Como acontece em outros capítulos, essas ideias são destrinchadas a partir de histórias de vida do próprio Arun. Nesse caso, na dificuldade dele de lidar com a fúria interior, algo evidente nos corriqueiros confrontos com outros garotos nas escolas em que estudava. “Como sou de origem indiana e cresci na África do Sul, sempre fui atacado pelas crianças brancas por não ser branco o suficiente e pelas crianças negras por não ser negro o suficiente”, explica ele, que tinha fama de briguento. As conversas com o avô diante da roda de fiar eram particularmente convidativas às reflexões do tipo. Gandhi causou espanto ao neto ao dizer que ficou contente com a capacidade de ser abalado pela raiva e assegurou: “Eu sinto raiva o tempo todo”.

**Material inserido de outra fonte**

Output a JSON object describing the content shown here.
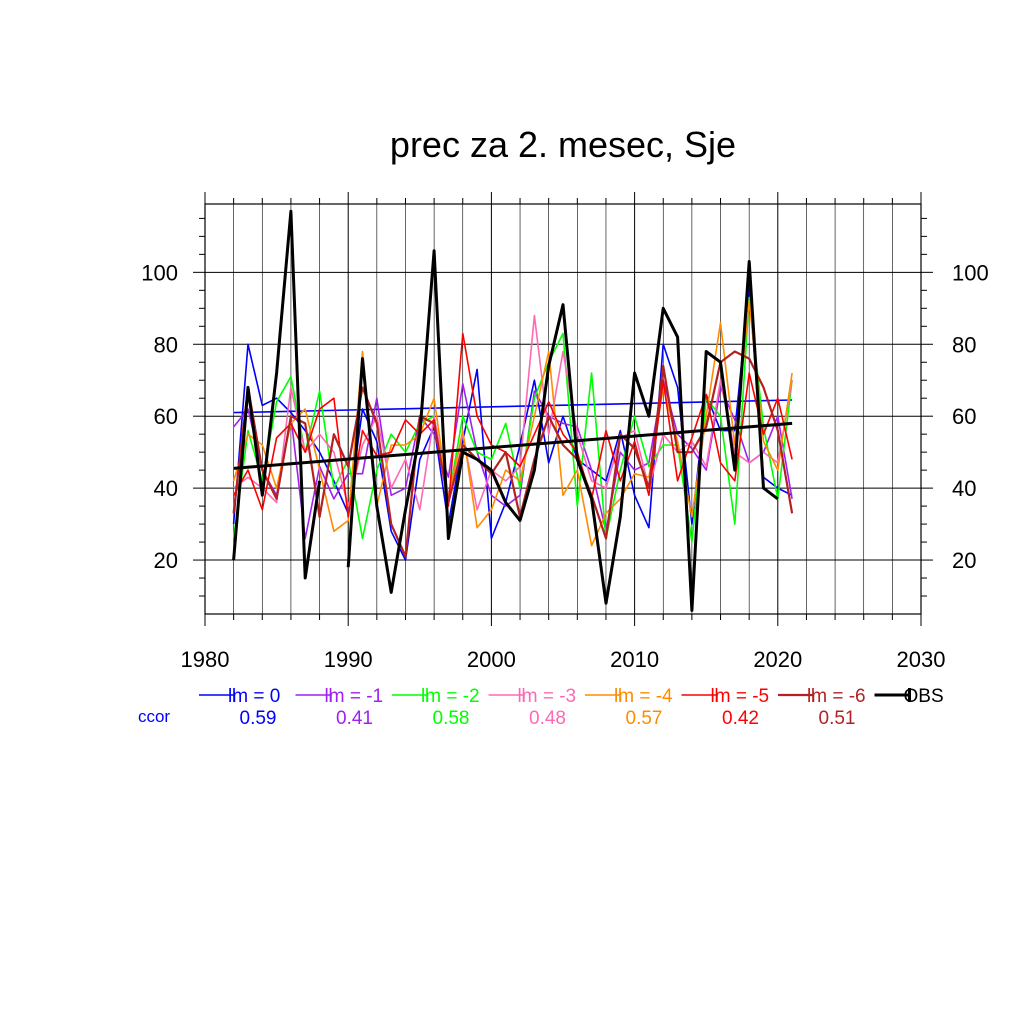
{
  "chart_data": {
    "type": "line",
    "title": "prec za 2. mesec, Sje",
    "xlabel": "",
    "ylabel": "",
    "xlim": [
      1980,
      2030
    ],
    "ylim": [
      5,
      119
    ],
    "x_ticks": [
      1980,
      1990,
      2000,
      2010,
      2020,
      2030
    ],
    "y_ticks": [
      20,
      40,
      60,
      80,
      100
    ],
    "grid": true,
    "legend_position": "bottom",
    "ccor_label": "ccor",
    "x": [
      1982,
      1983,
      1984,
      1985,
      1986,
      1987,
      1988,
      1989,
      1990,
      1991,
      1992,
      1993,
      1994,
      1995,
      1996,
      1997,
      1998,
      1999,
      2000,
      2001,
      2002,
      2003,
      2004,
      2005,
      2006,
      2007,
      2008,
      2009,
      2010,
      2011,
      2012,
      2013,
      2014,
      2015,
      2016,
      2017,
      2018,
      2019,
      2020,
      2021
    ],
    "series": [
      {
        "name": "lm = 0",
        "color": "#0000ff",
        "ccor": "0.59",
        "width": 1.6,
        "values": [
          30,
          80,
          63,
          65,
          61,
          56,
          50,
          42,
          33,
          62,
          53,
          28,
          20,
          48,
          57,
          30,
          53,
          73,
          26,
          36,
          52,
          70,
          47,
          60,
          48,
          45,
          42,
          56,
          38,
          29,
          80,
          68,
          30,
          66,
          56,
          56,
          96,
          43,
          40,
          38
        ],
        "trend": [
          61,
          64.5
        ]
      },
      {
        "name": "lm = -1",
        "color": "#a020f0",
        "ccor": "0.41",
        "width": 1.6,
        "values": [
          57,
          62,
          45,
          38,
          60,
          26,
          46,
          37,
          44,
          44,
          65,
          38,
          40,
          60,
          55,
          43,
          69,
          50,
          38,
          35,
          38,
          67,
          60,
          58,
          57,
          45,
          28,
          50,
          45,
          47,
          70,
          55,
          51,
          45,
          68,
          59,
          47,
          50,
          60,
          37
        ]
      },
      {
        "name": "lm = -2",
        "color": "#00ff00",
        "ccor": "0.58",
        "width": 1.6,
        "values": [
          26,
          56,
          42,
          64,
          71,
          50,
          67,
          40,
          48,
          26,
          45,
          55,
          50,
          58,
          60,
          37,
          60,
          50,
          48,
          58,
          40,
          65,
          75,
          83,
          35,
          72,
          26,
          45,
          60,
          46,
          52,
          52,
          25,
          65,
          60,
          30,
          93,
          57,
          37,
          70
        ]
      },
      {
        "name": "lm = -3",
        "color": "#ff69b4",
        "ccor": "0.48",
        "width": 1.6,
        "values": [
          40,
          43,
          40,
          36,
          68,
          50,
          55,
          50,
          35,
          52,
          60,
          40,
          48,
          34,
          60,
          38,
          55,
          34,
          45,
          42,
          46,
          88,
          55,
          78,
          55,
          42,
          40,
          54,
          56,
          40,
          55,
          50,
          53,
          46,
          70,
          50,
          47,
          50,
          47,
          70
        ]
      },
      {
        "name": "lm = -4",
        "color": "#ff8c00",
        "ccor": "0.57",
        "width": 1.6,
        "values": [
          42,
          55,
          52,
          40,
          58,
          62,
          45,
          28,
          31,
          78,
          35,
          52,
          52,
          55,
          65,
          37,
          56,
          29,
          34,
          45,
          42,
          60,
          78,
          38,
          45,
          24,
          33,
          37,
          44,
          43,
          68,
          53,
          32,
          60,
          86,
          52,
          92,
          53,
          45,
          72
        ]
      },
      {
        "name": "lm = -5",
        "color": "#ff0000",
        "ccor": "0.42",
        "width": 1.6,
        "values": [
          38,
          45,
          34,
          54,
          58,
          50,
          62,
          65,
          32,
          56,
          49,
          50,
          59,
          55,
          59,
          35,
          83,
          60,
          52,
          50,
          46,
          55,
          64,
          55,
          50,
          37,
          56,
          42,
          53,
          38,
          70,
          42,
          54,
          66,
          47,
          42,
          72,
          55,
          65,
          48
        ]
      },
      {
        "name": "lm = -6",
        "color": "#b22222",
        "ccor": "0.51",
        "width": 2.2,
        "values": [
          33,
          68,
          45,
          37,
          60,
          58,
          32,
          55,
          46,
          68,
          58,
          30,
          21,
          60,
          58,
          36,
          52,
          48,
          44,
          50,
          32,
          48,
          60,
          52,
          48,
          38,
          26,
          55,
          51,
          40,
          74,
          50,
          50,
          57,
          75,
          78,
          76,
          68,
          56,
          33
        ]
      },
      {
        "name": "OBS",
        "color": "#000000",
        "ccor": "",
        "width": 3,
        "values": [
          20,
          68,
          38,
          72,
          117,
          15,
          42,
          null,
          18,
          76,
          35,
          11,
          34,
          55,
          106,
          26,
          50,
          48,
          45,
          36,
          31,
          45,
          74,
          91,
          48,
          37,
          8,
          32,
          72,
          60,
          90,
          82,
          6,
          78,
          75,
          45,
          103,
          40,
          37,
          null
        ],
        "trend": [
          45.5,
          58
        ]
      }
    ]
  }
}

A perplexidade de Arun com a afirmação foi amansada pela fala seguinte: “Aprendi a usar minha raiva para o bem. A raiva, para as pessoas, é como o combustível para o automóvel. Ela nos dá energia para seguir em frente e chegar a um lugar melhor. Sem ela, não teríamos motivação para enfrentar os desafios. A raiva é uma energia que nos impele a definir o que é justo e o que não é”, destacou o líder.
Gandhi lembrou que havia sido um jovem rebelde, com ímpetos de raiva: casou-se aos 13 anos com uma jovem da mesma idade – um matrimônio arranjado -, com quem brigava constantemente. Certa vez, tentou colocá-la à força para fora de casa. Insatisfeito com a pessoa que estava se tornando, começou a se moldar para encontrar a calma e o controle. Ainda que não seja simples, trata-se de um percurso necessário.“Percebi como nos tornamos irracionais quando nos irritamos e como sua avó amenizou a situação de maneira brilhante. Se ela tivesse reagido com raiva, teríamos embarcado num duelo de gritos… E quem sabe onde iríamos parar? Quanto mais eu pensava naquilo, mais me convencia de que precisava aprender a usar a raiva com inteligência”, confidenciou a Arun. Como deixou claro em sua revolução não violenta, Gandhi jamais considerou a vingança uma alternativa às injustiças de qualquer ordem. Ao neto, indicou que mantivesse um diário da raiva a fim de entender o que causou o conflito, sendo esse apenas o primeiro passo para o alcançar o controle da mente.
“Eu precisava me distanciar e ver o ponto de vista da outra pessoa. Não se tratava de uma receita para baixar a cabeça para o outro e ceder, mas de uma técnica para encontrar uma solução que não levasse a mais raiva e ressentimento (…) Bapuji me ensinou que ser capaz de entender o ponto de vista do outro e perdoá-lo é um sinal de verdadeira força capaz de entender”, pondera Arun, recordando também sobre a insistência de Gandhi de tratar a raiva como aviso de que algo está errado. “Use a sua raiva com sabedoria. Permita que ela ajude a encontrar soluções com amor e verdade”, aconselhou o avô ao neto.
Para guardar e pensar: cinco lições de Gandhi
– “Um ‘não’ dito com convicção profunda é melhor que um ‘sim’ dito apenas para agradar ou, pior, para evitar problemas”.
– “Um homem de poucas palavras raramente será descuidado em seu discurso, pois medirá cada uma delas”.
– “Sua mente deve ser como um cômodo com muitas janelas abertas. Deixe a brisa entrar por todas elas, mas não se deixe levar”.
– “Cada peça é importante e contribui para o todo. Assim como esta pequena mola é necessária para fazer a roca funcionar corretamente, cada indivíduo é vital para a sociedade. Ninguém é dispensável ou desimportante. Nós trabalhamos em uníssono”.
– “Primeiro eles ignoram você, depois riem de você, depois lutam contra você e, então, você vence”.